The Charles Mix County Board of Commissioners, sitting as a Board of Education on multiple dates in 1907, ordered a division of the Goose Lake school district into eleven independent school districts. The board directed that existing assets and outstanding indebtedness be divided pro rata among the new districts (a sample allocation formula and percentages are recorded in the minutes) and instructed officials to pay specified shares to each district.
Separately, on Feb. 25 the county board approved a petition to organize a separate civil township—named "Highland Civil Township"—from the territory in congressional Township 35, Range 64 (Fifth P.M.). The petition had been verified by affidavit as signed by a majority of legal voters in the proposed area. The board appointed H.G. Wilson, H.V. Dailey and W.D. Valentine as township supervisors.

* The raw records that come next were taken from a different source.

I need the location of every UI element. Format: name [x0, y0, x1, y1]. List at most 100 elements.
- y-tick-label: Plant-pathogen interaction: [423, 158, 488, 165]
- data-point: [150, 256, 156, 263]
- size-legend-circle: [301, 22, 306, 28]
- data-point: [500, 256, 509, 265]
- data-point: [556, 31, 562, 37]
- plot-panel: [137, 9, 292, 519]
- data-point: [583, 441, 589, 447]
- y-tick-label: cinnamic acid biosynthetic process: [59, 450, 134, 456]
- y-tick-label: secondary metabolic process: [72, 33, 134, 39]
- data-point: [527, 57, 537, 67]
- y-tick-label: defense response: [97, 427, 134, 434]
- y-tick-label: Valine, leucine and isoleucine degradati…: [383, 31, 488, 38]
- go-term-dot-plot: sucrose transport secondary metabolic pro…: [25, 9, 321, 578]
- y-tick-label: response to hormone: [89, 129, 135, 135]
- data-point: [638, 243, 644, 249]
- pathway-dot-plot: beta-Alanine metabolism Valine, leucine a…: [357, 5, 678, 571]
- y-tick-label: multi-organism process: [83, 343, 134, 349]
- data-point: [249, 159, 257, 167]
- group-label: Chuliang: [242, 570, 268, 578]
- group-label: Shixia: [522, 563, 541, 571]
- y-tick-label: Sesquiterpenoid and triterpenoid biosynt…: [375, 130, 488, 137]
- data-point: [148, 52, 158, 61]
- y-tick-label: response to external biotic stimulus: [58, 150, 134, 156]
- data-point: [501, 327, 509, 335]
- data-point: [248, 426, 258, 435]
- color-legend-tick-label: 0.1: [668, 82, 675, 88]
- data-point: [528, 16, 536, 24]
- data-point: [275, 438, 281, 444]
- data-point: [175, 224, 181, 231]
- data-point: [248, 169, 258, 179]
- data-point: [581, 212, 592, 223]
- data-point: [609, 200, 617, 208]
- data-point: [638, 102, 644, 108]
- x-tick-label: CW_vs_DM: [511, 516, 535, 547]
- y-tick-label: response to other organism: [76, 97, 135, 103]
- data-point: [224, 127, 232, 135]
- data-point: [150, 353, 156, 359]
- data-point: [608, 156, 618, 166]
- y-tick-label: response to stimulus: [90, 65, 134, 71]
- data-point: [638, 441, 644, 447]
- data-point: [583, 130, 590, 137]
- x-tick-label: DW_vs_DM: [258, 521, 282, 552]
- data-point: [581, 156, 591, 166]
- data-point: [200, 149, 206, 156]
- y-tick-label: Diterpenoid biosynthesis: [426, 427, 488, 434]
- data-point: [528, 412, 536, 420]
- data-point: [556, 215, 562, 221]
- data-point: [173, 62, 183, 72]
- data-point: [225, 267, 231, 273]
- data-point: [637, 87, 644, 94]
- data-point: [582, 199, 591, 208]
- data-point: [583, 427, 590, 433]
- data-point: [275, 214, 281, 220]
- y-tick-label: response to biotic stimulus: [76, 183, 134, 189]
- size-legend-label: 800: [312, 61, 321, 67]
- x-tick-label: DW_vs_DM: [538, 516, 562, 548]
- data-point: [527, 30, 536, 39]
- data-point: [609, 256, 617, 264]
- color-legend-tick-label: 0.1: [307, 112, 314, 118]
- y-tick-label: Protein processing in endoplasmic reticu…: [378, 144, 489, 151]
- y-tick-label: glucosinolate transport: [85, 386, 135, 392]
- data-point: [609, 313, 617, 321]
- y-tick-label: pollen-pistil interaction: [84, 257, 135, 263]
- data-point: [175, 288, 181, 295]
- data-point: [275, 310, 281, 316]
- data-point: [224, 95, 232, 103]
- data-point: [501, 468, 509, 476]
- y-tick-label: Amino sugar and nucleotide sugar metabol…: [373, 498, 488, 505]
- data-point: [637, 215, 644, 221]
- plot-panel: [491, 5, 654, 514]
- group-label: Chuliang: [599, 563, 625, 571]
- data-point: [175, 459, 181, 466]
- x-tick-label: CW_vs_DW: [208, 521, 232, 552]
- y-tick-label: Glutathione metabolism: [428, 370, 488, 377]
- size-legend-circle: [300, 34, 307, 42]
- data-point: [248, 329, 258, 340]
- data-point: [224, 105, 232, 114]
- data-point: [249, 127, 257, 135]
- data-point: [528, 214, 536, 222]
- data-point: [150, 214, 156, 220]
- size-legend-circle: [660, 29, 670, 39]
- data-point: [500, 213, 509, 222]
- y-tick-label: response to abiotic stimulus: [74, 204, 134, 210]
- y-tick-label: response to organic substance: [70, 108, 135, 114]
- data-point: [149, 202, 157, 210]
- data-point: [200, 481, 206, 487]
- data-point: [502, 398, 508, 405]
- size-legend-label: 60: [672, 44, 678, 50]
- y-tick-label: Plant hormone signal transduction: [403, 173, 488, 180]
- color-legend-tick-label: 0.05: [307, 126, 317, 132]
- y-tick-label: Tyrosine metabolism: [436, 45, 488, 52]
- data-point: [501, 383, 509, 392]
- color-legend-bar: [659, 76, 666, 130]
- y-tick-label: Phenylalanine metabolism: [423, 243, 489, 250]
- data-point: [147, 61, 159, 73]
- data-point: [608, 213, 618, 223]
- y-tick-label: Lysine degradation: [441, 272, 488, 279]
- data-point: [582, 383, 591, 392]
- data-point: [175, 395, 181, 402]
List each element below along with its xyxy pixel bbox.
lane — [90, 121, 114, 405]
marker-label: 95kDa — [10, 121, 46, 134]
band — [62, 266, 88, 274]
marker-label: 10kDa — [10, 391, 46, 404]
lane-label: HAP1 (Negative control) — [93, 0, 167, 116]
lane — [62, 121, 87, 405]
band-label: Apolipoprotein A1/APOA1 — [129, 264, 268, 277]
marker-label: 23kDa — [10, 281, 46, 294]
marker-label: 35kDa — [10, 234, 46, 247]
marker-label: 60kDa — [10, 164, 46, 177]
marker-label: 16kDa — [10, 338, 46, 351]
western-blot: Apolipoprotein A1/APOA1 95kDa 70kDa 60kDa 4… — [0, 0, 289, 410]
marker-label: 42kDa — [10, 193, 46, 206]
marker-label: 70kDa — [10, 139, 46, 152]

Why it matters: Organizing a civil township and dividing school districts reshape local governance, tax distribution and school administration. Asset allocation and appointment of supervisors are administrative steps that enable local government services, elections and school oversight under the new boundary definitions.
The board also deferred some school-division matters where elections or returns did not conform to law; in those instances the board postponed action until authorized hearings or corrected returns were available. The Goose Lake division includes explicit percentages for distributing cash and property; the minutes direct that one-third of certain assets be paid from specified districts to another as part of the apportionment.
What’s next: The minutes record the distributions and appointments; local school boards and the appointed township supervisors will administer the new districts and the Highland township. Further meetings were scheduled to resolve deferred election-return irregularities and to implement the division and related financial transfers.